Too much description stems from the writer’s over-anxiousness to share some aspect of their story. Too little description is usually oversight based on familiarity. Writers live the worlds they create. A writer knows everything there is to know about a scene, but the reader only knows what’s on the page. Writers must pick and choose which details to include and which to leave out, with the result fueling the reader’s vision.

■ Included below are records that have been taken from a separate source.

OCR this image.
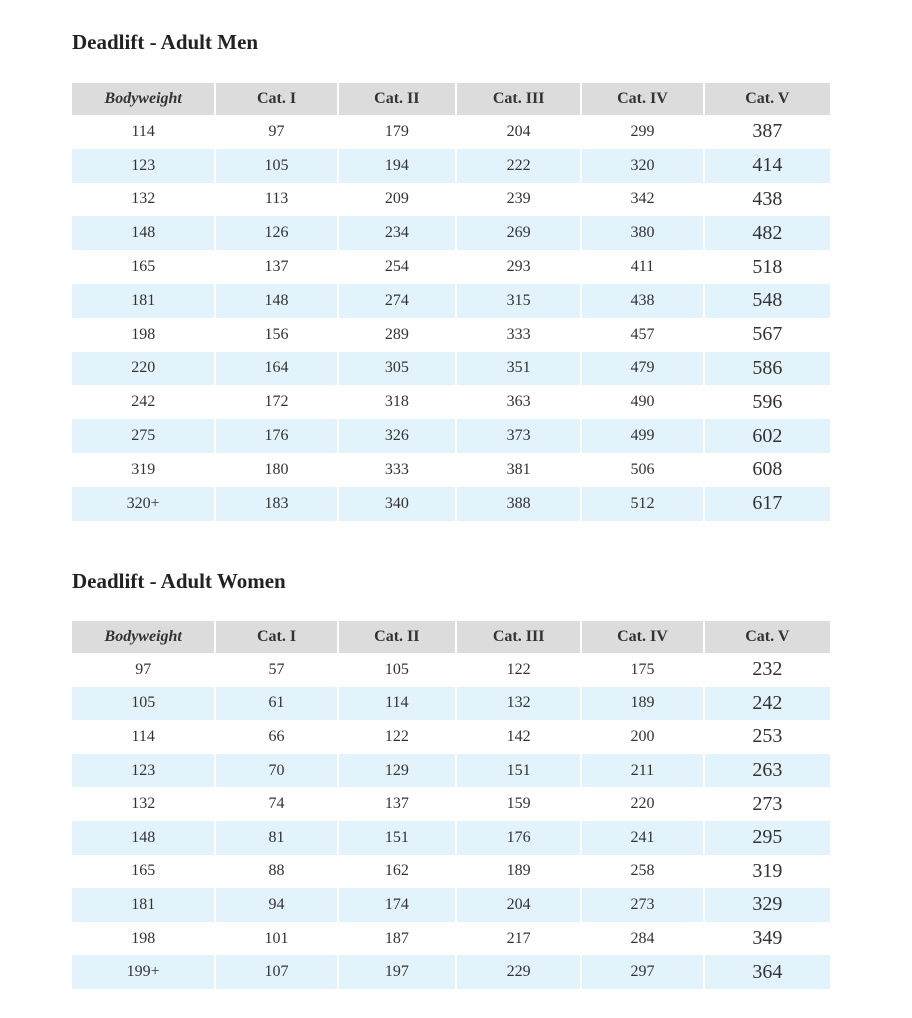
Deadlift - Adult Men
Bodyweight	Cat. I	Cat. II	Cat. III	Cat. IV	Cat. V
114	97	179	204	299	387
123	105	194	222	320	414
132	113	209	239	342	438
148	126	234	269	380	482
165	137	254	293	411	518
181	148	274	315	438	548
198	156	289	333	457	567
220	164	305	351	479	586
242	172	318	363	490	596
275	176	326	373	499	602
319	180	333	381	506	608
320+	183	340	388	512	617
Deadlift - Adult Women
Bodyweight	Cat. I	Cat. II	Cat. III	Cat. IV	Cat. V
97	57	105	122	175	232
105	61	114	132	189	242
114	66	122	142	200	253
123	70	129	151	211	263
132	74	137	159	220	273
148	81	151	176	241	295
165	88	162	189	258	319
181	94	174	204	273	329
198	101	187	217	284	349
199+	107	197	229	297	364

Question: How do writers make sure they have just the right amount of detail?
Answer: Peer review.
As many of you know, I do a lot of peer reviewing for fellow writers all over the world through social media groups and the magic spun by the internet. Primarily, I assist with grammatical editing and fact-checking research, but lately I have been noticing a trend of failing descriptions. Copy editors will generally not catch these literary fallacies. Friends will not catch them. People who read your work frequently will not catch them. These sorts of flaws slip through the cracks, because an unbiased peer review was not sufficiently done.
If you’re a writer, leave your ego at home and go get an outside opinion. If you’re a reader, check into peer reviewing. It’s a great way to read stories you would never get to read otherwise. In the end, we all want the same the thing: Great stories to share with our friends and family.